Dive Brief:
- After discovering a security incident impacting about 200 merchants, Shopify determined two "rogue members of our support team" were behind the breach, according to a company announcement Tuesday. The malicious insiders were after customer transactional records of specified merchants and the attack was not caused by "a technical vulnerability" in the Shopify platform.
- In addition to some merchant data, some customer data may have been exposed, including email, names and addresses. "Complete payment card numbers or other sensitive personal or financial information were not part of this incident," said the company.
- Shopify terminated the employees upon discovery of the unauthorized access and the company launched an investigation with law enforcement agencies. The company does not yet "have evidence of the data being utilized," but as the investigation unfolds impacted merchants will be notified, the company said.
Dive Insight:
Shopify's data breach highlights how and why employees access certain information.
An employee perceived as a trusted insider should not be able to move freely, and with little-to-no monitoring while accessing databases, said Joseph Blankenship, VP and research director at Forrester, while speaking at the virtual Forrester Security and Risk Global 2020 conference Tuesday.
One-quarter of data breaches are traced back to inside incidents, according to Forrester. But not all insider threats are created equal. Almost half of insider incidents are intended to cause harm, while 43% are accidental and 9% are both.
Insider threats are not limited to employees. Anyone who works with a company's data, including contractors, business partners and vendors can pose threats. Insider incidents are usually caused by compromised accounts and accidental or malicious activity.
In July, Twitter experienced a hack traced back to Twitter employees. Outside actors influenced Twitter employees using social engineering methods to gain access to internal systems. "We know they used this access to take control of many highly-visible (including verified) accounts and Tweet on their behalf," the company said on Twitter.
There are solutions for preventing insider incidents, like zero trust and privileged access, but Blankenship recommends learning what kind of employees would be inclined to act maliciously. Disgruntled employees, individuals with a sense of entitlement or experiencing financial distress, or employees recently laid off might be more incentivized to act illegally while their credentials are still valid, he said.

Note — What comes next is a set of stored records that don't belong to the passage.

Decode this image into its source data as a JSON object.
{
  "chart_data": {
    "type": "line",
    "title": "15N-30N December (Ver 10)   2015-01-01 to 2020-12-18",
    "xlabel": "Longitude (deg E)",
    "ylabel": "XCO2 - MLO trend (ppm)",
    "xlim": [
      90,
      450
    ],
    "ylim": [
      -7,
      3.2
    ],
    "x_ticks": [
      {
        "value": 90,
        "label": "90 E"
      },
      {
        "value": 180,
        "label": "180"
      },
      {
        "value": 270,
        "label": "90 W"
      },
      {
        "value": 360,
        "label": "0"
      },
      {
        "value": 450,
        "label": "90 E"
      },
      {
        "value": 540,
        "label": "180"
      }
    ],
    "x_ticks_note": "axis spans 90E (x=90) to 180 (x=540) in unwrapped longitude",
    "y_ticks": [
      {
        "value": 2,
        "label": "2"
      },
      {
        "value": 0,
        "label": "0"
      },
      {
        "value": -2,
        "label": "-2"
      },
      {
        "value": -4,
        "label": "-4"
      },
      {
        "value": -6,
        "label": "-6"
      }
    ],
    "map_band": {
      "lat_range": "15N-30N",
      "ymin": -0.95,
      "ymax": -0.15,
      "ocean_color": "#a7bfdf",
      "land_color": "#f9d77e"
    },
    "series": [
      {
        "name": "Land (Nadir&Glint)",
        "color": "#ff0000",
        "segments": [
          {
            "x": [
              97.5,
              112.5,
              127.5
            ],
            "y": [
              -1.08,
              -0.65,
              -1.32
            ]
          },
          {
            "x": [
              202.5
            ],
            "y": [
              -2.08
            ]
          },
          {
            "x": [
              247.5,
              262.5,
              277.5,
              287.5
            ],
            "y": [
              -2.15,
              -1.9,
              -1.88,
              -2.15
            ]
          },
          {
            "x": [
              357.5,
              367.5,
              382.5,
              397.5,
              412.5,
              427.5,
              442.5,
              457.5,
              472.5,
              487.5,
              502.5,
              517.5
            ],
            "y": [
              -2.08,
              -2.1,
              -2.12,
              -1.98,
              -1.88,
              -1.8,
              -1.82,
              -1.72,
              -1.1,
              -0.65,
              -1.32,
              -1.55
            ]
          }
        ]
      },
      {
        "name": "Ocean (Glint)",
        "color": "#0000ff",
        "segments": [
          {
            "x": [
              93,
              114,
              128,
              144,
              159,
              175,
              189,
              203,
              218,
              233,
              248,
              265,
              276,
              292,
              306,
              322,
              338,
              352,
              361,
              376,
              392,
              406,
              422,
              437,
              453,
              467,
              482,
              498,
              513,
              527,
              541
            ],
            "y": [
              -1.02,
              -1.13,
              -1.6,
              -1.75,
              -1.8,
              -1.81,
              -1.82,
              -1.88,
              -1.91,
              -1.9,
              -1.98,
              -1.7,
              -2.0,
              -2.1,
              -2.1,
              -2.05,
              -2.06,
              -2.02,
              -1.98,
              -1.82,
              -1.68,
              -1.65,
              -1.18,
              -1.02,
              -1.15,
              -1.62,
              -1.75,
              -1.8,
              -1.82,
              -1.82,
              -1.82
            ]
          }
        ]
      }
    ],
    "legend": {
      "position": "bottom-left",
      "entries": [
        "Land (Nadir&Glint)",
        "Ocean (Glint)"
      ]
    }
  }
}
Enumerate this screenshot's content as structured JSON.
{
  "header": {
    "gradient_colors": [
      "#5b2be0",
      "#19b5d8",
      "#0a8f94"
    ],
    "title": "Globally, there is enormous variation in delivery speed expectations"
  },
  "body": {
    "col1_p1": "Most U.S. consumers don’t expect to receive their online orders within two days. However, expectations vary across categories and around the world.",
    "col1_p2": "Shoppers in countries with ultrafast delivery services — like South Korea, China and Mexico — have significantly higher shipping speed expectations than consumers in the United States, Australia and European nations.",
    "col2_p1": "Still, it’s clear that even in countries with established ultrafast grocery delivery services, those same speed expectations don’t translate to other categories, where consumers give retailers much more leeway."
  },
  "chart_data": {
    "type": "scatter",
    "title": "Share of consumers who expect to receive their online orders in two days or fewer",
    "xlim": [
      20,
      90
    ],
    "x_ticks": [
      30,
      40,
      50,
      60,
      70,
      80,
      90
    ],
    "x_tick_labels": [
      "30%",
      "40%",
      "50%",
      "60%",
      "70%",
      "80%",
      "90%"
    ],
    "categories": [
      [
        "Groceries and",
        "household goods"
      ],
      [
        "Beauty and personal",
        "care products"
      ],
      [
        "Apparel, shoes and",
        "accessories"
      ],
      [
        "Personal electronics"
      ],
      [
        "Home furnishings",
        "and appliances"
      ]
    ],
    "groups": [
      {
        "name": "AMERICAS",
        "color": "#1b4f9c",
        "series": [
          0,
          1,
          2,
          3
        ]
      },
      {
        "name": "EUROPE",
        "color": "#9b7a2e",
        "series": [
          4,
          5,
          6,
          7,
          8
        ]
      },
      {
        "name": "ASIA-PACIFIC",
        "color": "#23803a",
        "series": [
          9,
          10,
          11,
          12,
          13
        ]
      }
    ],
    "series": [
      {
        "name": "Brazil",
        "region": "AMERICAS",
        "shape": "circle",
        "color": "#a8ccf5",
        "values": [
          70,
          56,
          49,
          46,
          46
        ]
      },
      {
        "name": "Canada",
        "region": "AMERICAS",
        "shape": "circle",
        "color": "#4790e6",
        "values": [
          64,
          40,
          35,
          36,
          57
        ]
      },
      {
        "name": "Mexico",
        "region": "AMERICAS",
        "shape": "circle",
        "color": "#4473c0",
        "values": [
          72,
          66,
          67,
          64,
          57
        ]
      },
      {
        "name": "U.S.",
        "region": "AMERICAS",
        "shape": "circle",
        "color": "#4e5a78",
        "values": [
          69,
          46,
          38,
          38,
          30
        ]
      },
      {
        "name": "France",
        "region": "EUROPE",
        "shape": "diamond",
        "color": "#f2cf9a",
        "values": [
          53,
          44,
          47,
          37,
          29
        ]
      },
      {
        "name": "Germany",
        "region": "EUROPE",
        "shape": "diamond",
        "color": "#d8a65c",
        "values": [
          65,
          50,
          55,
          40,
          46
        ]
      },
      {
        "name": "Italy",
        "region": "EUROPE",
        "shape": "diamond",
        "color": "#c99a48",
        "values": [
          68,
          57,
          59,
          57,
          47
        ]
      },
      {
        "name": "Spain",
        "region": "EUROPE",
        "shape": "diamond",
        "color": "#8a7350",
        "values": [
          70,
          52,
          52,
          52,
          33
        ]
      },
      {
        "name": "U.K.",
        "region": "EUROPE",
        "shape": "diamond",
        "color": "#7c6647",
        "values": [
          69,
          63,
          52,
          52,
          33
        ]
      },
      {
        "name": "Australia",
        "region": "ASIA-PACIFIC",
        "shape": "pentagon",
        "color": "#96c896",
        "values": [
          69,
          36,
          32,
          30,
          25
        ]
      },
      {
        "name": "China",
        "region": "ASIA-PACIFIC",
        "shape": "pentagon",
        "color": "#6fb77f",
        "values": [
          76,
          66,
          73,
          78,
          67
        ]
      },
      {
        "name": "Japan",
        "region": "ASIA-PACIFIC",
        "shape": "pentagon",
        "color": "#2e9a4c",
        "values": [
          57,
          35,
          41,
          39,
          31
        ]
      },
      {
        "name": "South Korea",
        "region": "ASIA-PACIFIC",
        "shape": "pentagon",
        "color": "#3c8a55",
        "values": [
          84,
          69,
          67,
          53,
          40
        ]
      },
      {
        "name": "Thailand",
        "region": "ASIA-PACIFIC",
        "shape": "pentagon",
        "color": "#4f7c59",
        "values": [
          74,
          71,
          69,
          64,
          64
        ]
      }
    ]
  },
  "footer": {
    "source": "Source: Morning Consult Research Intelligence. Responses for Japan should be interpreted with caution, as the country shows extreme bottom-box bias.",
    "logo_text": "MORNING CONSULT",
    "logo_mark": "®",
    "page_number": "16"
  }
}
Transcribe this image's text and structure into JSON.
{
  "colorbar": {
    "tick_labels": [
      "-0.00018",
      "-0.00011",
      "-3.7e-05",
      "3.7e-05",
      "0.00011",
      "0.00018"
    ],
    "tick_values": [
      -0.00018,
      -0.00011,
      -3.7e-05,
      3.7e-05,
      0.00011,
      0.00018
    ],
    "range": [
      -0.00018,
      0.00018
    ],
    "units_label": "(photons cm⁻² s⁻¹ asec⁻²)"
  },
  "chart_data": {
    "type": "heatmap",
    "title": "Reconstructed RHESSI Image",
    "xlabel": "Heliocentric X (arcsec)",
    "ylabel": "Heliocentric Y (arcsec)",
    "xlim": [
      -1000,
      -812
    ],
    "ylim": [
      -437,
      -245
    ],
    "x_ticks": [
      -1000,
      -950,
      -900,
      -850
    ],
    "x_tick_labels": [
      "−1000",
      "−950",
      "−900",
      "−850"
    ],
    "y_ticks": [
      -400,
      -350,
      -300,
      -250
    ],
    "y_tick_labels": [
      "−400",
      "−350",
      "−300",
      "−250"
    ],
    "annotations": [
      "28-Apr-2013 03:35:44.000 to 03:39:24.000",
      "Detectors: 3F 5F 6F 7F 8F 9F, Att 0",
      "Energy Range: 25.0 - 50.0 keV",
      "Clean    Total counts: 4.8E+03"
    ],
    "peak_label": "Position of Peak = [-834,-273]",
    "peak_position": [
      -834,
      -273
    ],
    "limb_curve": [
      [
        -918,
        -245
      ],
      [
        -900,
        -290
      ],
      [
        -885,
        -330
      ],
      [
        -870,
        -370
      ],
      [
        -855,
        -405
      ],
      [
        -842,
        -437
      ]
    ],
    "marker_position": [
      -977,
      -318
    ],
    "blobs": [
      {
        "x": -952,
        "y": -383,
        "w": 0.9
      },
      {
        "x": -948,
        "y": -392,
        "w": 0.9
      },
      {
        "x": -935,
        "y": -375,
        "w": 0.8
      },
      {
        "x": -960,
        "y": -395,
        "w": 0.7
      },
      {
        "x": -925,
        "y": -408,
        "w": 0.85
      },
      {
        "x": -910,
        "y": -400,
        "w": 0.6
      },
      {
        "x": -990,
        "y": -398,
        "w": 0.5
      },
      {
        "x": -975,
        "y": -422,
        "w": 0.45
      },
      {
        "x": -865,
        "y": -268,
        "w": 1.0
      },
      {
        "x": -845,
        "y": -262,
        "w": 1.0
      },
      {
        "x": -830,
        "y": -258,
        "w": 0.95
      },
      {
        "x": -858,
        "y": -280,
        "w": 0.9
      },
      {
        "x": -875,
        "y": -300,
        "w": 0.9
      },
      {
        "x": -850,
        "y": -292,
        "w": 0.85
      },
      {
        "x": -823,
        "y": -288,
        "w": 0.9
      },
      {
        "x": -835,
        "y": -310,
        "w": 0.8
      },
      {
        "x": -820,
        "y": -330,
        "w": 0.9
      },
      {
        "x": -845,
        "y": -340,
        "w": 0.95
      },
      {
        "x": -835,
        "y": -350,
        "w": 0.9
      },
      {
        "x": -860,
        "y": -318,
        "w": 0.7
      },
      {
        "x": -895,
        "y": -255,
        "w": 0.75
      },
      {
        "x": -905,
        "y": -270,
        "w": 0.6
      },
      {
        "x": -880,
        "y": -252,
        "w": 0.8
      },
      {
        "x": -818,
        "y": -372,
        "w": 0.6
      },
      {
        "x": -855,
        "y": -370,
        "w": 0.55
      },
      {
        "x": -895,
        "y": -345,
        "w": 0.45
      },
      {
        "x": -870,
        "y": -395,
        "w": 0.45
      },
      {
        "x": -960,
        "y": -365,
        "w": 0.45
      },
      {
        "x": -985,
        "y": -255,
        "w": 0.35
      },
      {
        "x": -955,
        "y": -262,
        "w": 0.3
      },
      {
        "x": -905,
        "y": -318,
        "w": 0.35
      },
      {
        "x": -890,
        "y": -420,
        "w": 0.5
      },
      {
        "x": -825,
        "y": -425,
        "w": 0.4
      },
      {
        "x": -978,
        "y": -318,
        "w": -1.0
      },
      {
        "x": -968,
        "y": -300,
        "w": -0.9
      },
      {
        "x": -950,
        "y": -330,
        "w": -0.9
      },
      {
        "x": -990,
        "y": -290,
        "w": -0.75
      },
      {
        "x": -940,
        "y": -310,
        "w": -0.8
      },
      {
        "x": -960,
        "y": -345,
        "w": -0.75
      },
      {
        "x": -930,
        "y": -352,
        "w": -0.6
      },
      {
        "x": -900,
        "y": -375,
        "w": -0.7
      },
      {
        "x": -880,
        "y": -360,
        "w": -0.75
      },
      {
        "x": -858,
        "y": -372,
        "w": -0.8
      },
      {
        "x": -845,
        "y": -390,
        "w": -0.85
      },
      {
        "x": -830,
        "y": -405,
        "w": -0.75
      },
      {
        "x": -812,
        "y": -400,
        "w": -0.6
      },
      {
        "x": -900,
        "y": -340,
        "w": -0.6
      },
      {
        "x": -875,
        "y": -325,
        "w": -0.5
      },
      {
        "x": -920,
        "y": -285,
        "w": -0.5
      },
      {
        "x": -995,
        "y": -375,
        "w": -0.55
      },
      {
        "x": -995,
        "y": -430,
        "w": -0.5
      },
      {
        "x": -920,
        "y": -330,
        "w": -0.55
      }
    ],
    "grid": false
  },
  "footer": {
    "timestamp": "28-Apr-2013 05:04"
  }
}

The pandemic, recession, social unrest and an election cycle are all contributing to "a perfect storm for malicious insiders, especially as some behavioral monitoring went blind for a few months," when companies first went remote, said Blankenship in the comment section of the livestreamed session.
Companies need to:
- Know who the users are
- Know what the users need to know and need access to
- Have an audit of activity, especially if it's suspicious
- Investigate and respond to suspicious activity
- Gather evidence to provide context around a hack
Some of this insight can be "gleaned" from performance reviews or recent letters of resignation, but most insider threat activity takes place within 60-90 days before employees leave the company. For preventing abusive insider actions, Blankenship recommends compartmentalization or monitoring logging.